老舗企業としての安定性と、ベンチャースピリッツとの融合。

【吉川】もともと我々は老舗の家庭薬メーカーで、よくご存知の「正露丸」を中心とするビジネスを展開してきたわけです。そういった老舗の良さと、今お話したようなベンチャーらしさを兼ね備えたところが、当社の魅力ではないでしょうか。もう少し言うなら、少々の失敗を許容できるほどの確固たる財務的安定感の上で、アグレッシブなトライができるということだと思います。

【宮脇】営業の最前線に立つ者としては、後ろを支えてくれる研究、技術、製造とのチームワークのよさも大きな魅力です。部門の垣根を越えてみんなが「もっとよくしよう」という前向きな気持ちで仕事に取り組んでいるので、セクショナリズム的なものにストレスを感じることがまったくありません。

【吉川】その辺りのモチベーションの変化は、やはり感染管理事業の成功体験が大きく影響していると思います。新規事業構築による急成長を体験したことで、誰もが自らの仕事の意義を再確認できました。さらに、近年中途採用に力を入れてきたことでさまざまなバックボーンを持った有能な人財が集まってきたことも大きいと思います。

【宮脇】「俺たちがやっていることって夢があるよね」。みんなにそんな共通意識があります。社内の雰囲気は非常に前向きです。

【吉川】2009年の上場以降、企業としても一人ひとりのヤル気をバックアップする制度を整えてきました。

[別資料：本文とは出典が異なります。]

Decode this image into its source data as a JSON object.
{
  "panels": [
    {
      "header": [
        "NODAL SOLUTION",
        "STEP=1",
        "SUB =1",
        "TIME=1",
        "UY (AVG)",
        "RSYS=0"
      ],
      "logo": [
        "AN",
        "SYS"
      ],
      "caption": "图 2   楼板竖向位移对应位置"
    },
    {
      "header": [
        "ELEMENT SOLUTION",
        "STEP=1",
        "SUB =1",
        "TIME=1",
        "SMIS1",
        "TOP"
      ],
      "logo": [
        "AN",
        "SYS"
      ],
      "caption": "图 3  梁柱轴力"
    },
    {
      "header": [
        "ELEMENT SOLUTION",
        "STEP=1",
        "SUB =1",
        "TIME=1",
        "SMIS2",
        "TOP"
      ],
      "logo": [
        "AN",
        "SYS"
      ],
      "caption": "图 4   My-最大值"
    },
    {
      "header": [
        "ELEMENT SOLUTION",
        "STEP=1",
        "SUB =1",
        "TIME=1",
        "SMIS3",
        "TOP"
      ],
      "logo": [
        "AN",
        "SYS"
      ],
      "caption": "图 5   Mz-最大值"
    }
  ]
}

たとえば、予算上の営業利益の上振れ分の20%を社員に賞与還元する制度や、出来る人をどんどん昇格する人事制度の導入などです。さまざまな制度改革をこれからも進めていきます。

【宮脇】働いていても企業としての懐の深さを感じますね。自分をちゃんと見てくれているという安心感もあります。正直に言えば、上場企業とはいえ組織の小さな会社に転職することに不安もあったのですが、それはまったくの杞憂でした。逆に意思決定の速さや、共通のゴールに対する他部門からの強力な支援、経営との距離の近さといったプラス面の魅力を強く感じています。

ギブ&ギブ&ギブの精神で、周囲を幸せにし、結果的に会社の成長へ。

【吉川】彼の素晴らしいところは、周りを巻き込んでいく力だと思います。我々は誰もやっていないことをやっていくわけですから、当然さまざまな場面で意見の相違が起こります。彼の強みは懐疑的な意見を持つ人たちにも納得感を醸成していく力。いつの間にか周りを応援団に変えてしまうのです。要するに人を動かす力があるんですね。

【宮脇】そういってもらえるとうれしいですが、特に何か特別な力があるとは思っていません。反対に非常に多くの方に助けていただいていると感じています。今は社内が「チーム大幸」として一つになっている感覚があって、すごくありがたいですね。ただ、このプロジェクトのハンドリングをしているのは間違いなく自分なんだという自負はあります。だからこそこれだけのチャンスを与えてくれた経営陣や、私に協力してくれるたくさんの人たちのためにも、一日も早く成果を残したいと考えています。

【吉川】そう、人ってやはり1人では生きていけないし、会社も1社で存在しているわけではなく、当然周囲との関係性の中で存在しているわけです。そのため、そういった中で社会貢献をしたり、周りを幸せにしていくことが大事で、ミクロな組織の中で例えると、テイクありきのギブではなく、ギブ&ギブ&ギブの精神が重要だと考えます。こうした風土は実はリーダーシップの醸成を図っており、結果的に自分達の価値を高めることに繋がり、会社の成長に繋がるのです。

【宮脇】その考え方はチーム全体に浸透していますね。

【吉川】我々の使命はまずはこの二酸化塩素発生ユニットを、家電をはじめとするさまざまな製品に導入していくこと。そこから始まって乗り物や建物などに大きく展開していく。その先には世界市場が待っています。我々の夢は、空間除菌という新規市場を開拓してワールドリーダーとなること。そしてそれは世の中に新しい価値を生み出し、人類の幸福の最大化に貢献することにつながっています。ぜひ志と情熱のある方にジョインしてほしいと願っています。